WVPL

Dozier, Alabama; United States;
- Broadcast area: Crenshaw County, Alabama
- Frequency: 90.5 MHz

Programming
- Language: English
- Format: Defunct

Ownership
- Owner: Alabama Christian Radio, Inc.

History
- First air date: 2011
- Former call signs: WTBT (2011–2012)

Technical information
- Licensing authority: FCC
- Facility ID: 171667
- Class: A
- ERP: 300 watts
- HAAT: 73 meters (240 ft)
- Transmitter coordinates: 31°25′38″N 86°21′21″W﻿ / ﻿31.42722°N 86.35583°W

Links
- Public license information: Public file; LMS;

= WVPL =

WVPL (90.5 FM) was an American non-commercial educational radio station intended to serve the community of Dozier in Crenshaw County, Alabama. The station, established in 2011, was owned and operated by Alabama Christian Radio, Inc., but a sale to Townsend Broadcasting Enterprise was pending FCC approval.

==Programming==
WVPL broadcast a religious radio format to the Crenshaw County, Alabama, area.

==History==
In October 2007, Old Time Gospel Ministries of Heflin, Alabama, applied to the Federal Communications Commission (FCC) for a construction permit for a new broadcast radio station. The FCC granted this permit on December 15, 2008, with a scheduled expiration date of December 15, 2011.

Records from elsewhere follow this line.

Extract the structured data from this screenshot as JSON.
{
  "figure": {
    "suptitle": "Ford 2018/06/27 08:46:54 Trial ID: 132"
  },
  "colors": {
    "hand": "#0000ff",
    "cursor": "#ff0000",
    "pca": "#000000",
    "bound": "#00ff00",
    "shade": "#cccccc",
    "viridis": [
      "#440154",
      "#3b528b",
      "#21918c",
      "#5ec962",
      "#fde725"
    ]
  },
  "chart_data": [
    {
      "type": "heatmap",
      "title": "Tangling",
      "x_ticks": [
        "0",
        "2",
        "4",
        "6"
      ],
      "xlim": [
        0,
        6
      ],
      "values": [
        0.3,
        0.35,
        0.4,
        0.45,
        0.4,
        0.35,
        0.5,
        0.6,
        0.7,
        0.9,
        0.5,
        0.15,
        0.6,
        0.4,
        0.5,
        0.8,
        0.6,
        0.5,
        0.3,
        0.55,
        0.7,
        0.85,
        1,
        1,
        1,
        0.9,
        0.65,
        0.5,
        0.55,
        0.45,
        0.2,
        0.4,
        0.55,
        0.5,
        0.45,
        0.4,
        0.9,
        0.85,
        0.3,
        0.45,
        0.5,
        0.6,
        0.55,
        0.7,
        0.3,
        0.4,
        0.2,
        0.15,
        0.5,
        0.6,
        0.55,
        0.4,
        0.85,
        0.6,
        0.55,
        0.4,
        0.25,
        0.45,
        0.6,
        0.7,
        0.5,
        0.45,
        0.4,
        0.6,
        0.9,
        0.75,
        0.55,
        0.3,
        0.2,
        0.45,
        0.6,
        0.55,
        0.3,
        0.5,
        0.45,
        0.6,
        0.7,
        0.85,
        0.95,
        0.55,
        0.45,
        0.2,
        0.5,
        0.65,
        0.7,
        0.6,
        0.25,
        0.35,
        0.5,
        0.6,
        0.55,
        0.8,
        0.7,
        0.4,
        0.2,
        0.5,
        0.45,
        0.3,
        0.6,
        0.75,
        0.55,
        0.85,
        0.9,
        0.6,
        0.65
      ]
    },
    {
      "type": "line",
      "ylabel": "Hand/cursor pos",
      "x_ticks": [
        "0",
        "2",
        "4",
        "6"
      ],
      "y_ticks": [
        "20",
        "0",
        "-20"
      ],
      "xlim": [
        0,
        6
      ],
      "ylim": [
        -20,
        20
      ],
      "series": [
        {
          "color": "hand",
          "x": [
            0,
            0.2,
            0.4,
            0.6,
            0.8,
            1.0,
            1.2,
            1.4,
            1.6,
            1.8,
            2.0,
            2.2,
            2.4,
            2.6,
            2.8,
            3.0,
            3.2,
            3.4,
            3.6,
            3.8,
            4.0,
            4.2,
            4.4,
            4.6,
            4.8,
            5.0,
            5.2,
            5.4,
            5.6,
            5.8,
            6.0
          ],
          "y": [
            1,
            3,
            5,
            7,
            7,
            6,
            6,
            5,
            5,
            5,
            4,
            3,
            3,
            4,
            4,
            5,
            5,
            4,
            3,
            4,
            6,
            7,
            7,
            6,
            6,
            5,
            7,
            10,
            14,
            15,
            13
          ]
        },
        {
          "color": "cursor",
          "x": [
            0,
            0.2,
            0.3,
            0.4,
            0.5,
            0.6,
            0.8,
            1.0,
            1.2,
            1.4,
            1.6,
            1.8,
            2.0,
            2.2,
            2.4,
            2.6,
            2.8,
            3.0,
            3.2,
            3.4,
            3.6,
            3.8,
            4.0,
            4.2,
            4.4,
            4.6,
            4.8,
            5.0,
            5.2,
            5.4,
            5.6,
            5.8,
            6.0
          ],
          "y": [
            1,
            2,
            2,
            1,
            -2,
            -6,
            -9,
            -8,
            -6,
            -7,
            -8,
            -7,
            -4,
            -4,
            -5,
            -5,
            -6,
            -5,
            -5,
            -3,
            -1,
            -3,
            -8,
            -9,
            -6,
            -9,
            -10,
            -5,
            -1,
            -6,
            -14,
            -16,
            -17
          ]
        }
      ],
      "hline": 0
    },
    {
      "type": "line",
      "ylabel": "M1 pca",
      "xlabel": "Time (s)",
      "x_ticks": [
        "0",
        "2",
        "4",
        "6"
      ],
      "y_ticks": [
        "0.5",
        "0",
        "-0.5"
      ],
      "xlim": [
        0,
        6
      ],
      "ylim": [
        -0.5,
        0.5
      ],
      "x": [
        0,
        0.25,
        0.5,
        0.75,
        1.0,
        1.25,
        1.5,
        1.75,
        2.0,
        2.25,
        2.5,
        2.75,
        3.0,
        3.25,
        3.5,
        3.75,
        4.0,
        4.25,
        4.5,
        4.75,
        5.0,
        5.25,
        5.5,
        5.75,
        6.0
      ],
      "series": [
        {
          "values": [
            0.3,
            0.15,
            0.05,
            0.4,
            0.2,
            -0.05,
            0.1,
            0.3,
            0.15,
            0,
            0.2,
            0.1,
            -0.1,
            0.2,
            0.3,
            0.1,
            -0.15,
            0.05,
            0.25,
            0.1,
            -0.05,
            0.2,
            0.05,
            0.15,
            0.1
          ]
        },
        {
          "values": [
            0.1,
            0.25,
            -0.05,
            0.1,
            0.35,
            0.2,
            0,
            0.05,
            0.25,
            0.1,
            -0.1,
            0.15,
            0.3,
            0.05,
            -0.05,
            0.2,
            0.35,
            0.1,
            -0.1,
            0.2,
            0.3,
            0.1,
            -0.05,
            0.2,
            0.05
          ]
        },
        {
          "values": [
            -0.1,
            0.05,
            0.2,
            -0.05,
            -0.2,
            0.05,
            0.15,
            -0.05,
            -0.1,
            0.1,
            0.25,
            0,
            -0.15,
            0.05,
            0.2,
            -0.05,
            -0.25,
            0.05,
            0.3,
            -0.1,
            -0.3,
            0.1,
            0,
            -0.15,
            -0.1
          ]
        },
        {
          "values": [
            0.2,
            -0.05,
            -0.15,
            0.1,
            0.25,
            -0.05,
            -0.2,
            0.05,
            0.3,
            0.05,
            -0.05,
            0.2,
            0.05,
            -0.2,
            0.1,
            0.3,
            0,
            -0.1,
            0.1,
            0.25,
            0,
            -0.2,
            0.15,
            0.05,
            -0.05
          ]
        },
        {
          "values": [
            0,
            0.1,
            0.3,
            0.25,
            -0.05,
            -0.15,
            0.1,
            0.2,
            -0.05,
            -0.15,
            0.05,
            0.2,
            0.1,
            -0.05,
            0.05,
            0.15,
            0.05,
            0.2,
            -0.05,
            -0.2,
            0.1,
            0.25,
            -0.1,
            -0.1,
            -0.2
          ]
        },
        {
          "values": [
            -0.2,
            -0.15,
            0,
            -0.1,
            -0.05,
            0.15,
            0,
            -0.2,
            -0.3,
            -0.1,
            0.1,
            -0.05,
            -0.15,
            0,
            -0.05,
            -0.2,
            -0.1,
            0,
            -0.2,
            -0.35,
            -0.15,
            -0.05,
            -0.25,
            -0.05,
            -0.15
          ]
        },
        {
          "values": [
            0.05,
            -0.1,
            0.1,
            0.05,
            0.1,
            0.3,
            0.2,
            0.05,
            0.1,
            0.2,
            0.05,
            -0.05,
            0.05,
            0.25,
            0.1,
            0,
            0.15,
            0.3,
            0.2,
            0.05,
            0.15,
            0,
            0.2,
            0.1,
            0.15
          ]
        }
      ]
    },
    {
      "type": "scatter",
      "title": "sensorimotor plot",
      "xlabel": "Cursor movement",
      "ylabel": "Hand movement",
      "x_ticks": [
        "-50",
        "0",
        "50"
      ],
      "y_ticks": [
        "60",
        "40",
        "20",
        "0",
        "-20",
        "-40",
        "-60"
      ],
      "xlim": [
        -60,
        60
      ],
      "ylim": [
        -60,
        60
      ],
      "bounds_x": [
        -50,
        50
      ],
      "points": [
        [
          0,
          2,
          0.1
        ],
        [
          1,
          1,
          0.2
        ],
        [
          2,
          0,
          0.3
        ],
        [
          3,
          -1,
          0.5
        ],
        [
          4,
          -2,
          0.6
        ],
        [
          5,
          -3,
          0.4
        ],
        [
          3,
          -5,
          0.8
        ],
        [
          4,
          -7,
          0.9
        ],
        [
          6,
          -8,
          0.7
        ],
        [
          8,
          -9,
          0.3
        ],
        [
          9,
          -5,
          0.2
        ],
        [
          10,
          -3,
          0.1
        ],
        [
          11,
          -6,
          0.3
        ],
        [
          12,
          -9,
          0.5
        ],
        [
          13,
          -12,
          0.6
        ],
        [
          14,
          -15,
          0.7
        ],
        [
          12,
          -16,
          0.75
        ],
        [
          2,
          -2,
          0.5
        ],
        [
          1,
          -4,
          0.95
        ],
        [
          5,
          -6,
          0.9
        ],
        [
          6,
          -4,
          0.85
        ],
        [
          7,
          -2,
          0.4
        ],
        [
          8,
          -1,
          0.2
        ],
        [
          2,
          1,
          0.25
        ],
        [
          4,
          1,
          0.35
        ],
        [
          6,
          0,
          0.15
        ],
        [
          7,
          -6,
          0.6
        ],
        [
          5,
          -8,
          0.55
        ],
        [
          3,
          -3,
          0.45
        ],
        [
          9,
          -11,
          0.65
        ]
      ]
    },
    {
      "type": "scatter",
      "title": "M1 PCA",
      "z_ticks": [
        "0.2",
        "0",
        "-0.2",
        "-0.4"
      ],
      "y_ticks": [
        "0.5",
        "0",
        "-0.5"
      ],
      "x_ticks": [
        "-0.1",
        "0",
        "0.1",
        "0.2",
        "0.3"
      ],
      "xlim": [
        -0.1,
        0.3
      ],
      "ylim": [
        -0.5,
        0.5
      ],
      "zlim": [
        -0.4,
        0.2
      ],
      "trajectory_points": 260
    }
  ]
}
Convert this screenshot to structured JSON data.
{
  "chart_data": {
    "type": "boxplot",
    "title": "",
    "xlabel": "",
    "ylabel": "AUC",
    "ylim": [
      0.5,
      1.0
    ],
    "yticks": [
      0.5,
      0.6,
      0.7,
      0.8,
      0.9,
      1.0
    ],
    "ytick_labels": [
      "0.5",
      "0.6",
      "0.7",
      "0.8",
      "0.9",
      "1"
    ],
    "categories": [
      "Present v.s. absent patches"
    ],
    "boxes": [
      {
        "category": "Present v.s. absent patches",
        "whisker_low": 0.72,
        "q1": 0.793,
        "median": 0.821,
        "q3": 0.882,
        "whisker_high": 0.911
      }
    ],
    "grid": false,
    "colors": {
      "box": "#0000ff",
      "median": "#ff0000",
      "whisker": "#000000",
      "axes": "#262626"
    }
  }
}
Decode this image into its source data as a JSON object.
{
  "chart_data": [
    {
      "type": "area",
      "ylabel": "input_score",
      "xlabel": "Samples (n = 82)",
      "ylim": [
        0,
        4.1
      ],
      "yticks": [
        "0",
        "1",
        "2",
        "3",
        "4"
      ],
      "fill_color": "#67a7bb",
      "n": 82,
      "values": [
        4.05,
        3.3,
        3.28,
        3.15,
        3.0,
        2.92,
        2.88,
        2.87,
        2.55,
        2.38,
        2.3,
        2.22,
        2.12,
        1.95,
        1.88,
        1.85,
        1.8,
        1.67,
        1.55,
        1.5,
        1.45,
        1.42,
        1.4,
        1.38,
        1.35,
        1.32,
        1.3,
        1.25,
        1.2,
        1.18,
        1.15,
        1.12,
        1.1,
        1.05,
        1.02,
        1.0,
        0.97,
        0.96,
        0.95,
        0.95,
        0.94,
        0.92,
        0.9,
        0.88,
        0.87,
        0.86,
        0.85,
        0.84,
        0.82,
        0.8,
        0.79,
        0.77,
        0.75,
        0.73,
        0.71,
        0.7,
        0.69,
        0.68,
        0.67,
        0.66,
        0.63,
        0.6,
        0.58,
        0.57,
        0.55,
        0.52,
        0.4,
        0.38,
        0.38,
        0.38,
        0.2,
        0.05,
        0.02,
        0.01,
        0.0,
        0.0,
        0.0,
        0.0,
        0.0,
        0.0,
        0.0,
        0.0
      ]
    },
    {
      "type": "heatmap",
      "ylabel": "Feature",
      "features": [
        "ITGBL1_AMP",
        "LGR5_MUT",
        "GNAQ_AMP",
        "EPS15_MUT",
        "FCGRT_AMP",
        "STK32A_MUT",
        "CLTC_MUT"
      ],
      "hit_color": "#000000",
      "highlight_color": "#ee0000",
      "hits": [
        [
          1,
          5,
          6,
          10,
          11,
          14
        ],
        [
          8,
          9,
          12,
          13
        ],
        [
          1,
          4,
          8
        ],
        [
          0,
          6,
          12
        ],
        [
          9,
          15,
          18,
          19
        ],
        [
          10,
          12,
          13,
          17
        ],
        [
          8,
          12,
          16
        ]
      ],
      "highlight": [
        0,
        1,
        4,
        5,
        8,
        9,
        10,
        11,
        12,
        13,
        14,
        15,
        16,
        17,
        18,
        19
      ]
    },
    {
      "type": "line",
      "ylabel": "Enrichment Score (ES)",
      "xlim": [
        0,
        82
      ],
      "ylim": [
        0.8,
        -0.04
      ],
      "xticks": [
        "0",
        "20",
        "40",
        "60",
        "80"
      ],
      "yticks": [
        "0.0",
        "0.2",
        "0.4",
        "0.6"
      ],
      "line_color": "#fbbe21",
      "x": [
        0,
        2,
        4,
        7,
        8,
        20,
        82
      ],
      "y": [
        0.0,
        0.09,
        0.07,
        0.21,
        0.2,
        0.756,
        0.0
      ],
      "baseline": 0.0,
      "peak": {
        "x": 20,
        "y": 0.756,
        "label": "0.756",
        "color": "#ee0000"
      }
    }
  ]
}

On December 16, 2009, Old Time Gospel Ministries (owned in equal parts by Robert Jarrell, Jim Hemby, and Brandon Jarrell) contracted to sell the permits for WTBT and WEYY (88.7 FM, Tallapoosa, Georgia) to Jimmy Jarrell's Alabama Christian Radio, Inc., for a combined sale price of $1. The FCC conditionally approved the sale on February 19, 2010, and the transaction was consummated on February 22, 2010.

After construction and testing were completed in early December 2011, the station applied for its broadcast license and the FCC accepted the filing on December 16, 2011. The new station was assigned call sign "WTBT" on December 22, 2011. As of 23 February 2012, the commission had taken no further action on this license application.

On January 20, 2012, Alabama Christian Radio, Inc., contracted to sell WTBT and sister station WQLS (90.5 FM, Camden, Alabama) to Timothy Townsend's Townsend Broadcasting Enterprise for a combined sale price of $3,000. The FCC accepted the application for assignment of these permits on February 14, 2012, but as of 22 February 2012, the commission had taken no further action.

The station's call sign was changed to "WVPL" on February 21, 2012.

WVPL's license was cancelled by the FCC on April 2, 2020, due to the station failing to file an application for license renewal by April 1.